L’ordre du cœur, qui procède « par digression sur chaque point qui a rapport à la fin, pour la montrer toujours »[5], a une signification très puissante chez Pascal : c’est l’amour. Un amour qui prend une signification transfinie. C’est du point de vue de l’amour que l’on peut découvrir dans ce mouvement même de digression, d’imprégnation, une progression.
Deux siècles après, le style de Pascal, direct et « embarqué », résonne dans la langue de Rimbaud. « Ta tête se détourne : le nouvel amour ! Ta tête se retourne, le nouvel amour ! », dit le poète cité par Lacan dans son Séminaire Encore[6].
« Lacan est amené à faire de l’invention d’un amour nouveau, à partir de la psychanalyse, l’équivalent de ce qu’est une invention scientifique, en tant qu’elle détermine le réel de façon nouvelle »[7], nous dit J.-A. Miller.

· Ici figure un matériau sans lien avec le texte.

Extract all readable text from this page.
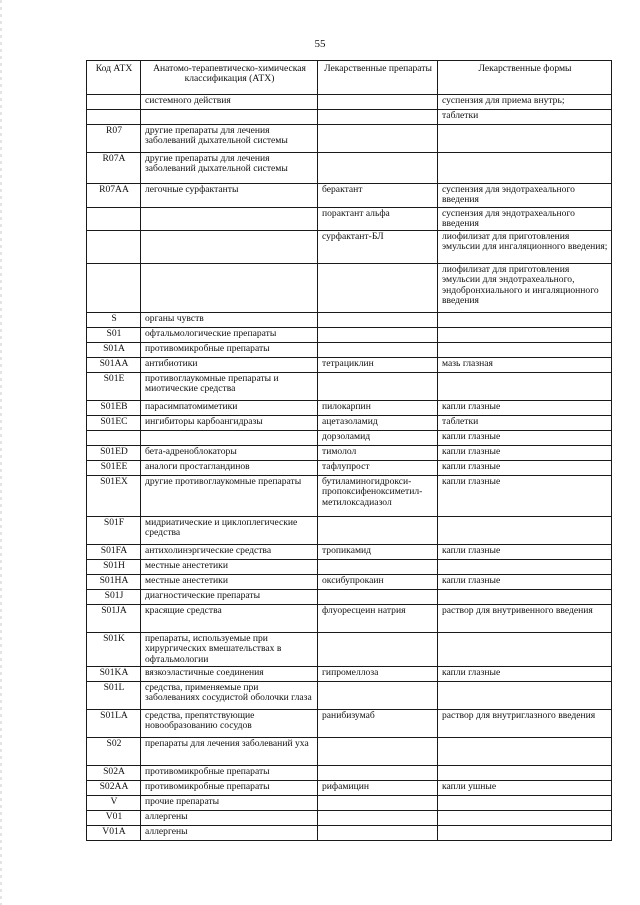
55
Код АТХ	Анатомо-терапевтическо-химическая классификация (АТХ)	Лекарственные препараты	Лекарственные формы
	системного действия		суспензия для приема внутрь;
			таблетки
R07	другие препараты для лечения заболеваний дыхательной системы		
R07A	другие препараты для лечения заболеваний дыхательной системы		
R07AA	легочные сурфактанты	берактант	суспензия для эндотрахеального введения
		порактант альфа	суспензия для эндотрахеального введения
		сурфактант-БЛ	лиофилизат для приготовления эмульсии для ингаляционного введения;
			лиофилизат для приготовления эмульсии для эндотрахеального, эндобронхиального и ингаляционного введения
S	органы чувств		
S01	офтальмологические препараты		
S01A	противомикробные препараты		
S01AA	антибиотики	тетрациклин	мазь глазная
S01E	противоглаукомные препараты и миотические средства		
S01EB	парасимпатомиметики	пилокарпин	капли глазные
S01EC	ингибиторы карбоангидразы	ацетазоламид	таблетки
		дорзоламид	капли глазные
S01ED	бета-адреноблокаторы	тимолол	капли глазные
S01EE	аналоги простагландинов	тафлупрост	капли глазные
S01EX	другие противоглаукомные препараты	бутиламиногидрокси-пропоксифеноксиметил-метилоксадиазол	капли глазные
S01F	мидриатические и циклоплегические средства		
S01FA	антихолинэргические средства	тропикамид	капли глазные
S01H	местные анестетики		
S01HA	местные анестетики	оксибупрокаин	капли глазные
S01J	диагностические препараты		
S01JA	красящие средства	флуоресцеин натрия	раствор для внутривенного введения
S01K	препараты, используемые при хирургических вмешательствах в офтальмологии		
S01KA	вязкоэластичные соединения	гипромеллоза	капли глазные
S01L	средства, применяемые при заболеваниях сосудистой оболочки глаза		
S01LA	средства, препятствующие новообразованию сосудов	ранибизумаб	раствор для внутриглазного введения
S02	препараты для лечения заболеваний уха		
S02A	противомикробные препараты		
S02AA	противомикробные препараты	рифамицин	капли ушные
V	прочие препараты		
V01	аллергены		
V01A	аллергены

La désignation même du transfert par Lacan comme « nouvelle forme de l’amour » ne dit-elle pas cet enjeu de réel qui préside à l’expérience analytique ? C’est qu’à la différence de ce qui se fait dans les autres formes de l’amour, il y a, dans le transfert, une réponse « susceptible de désinscrire le réel de ne pouvoir que mentir au partenaire », du fait que le partenaire dans le transfert « répond de la place même de l’objet a »[8].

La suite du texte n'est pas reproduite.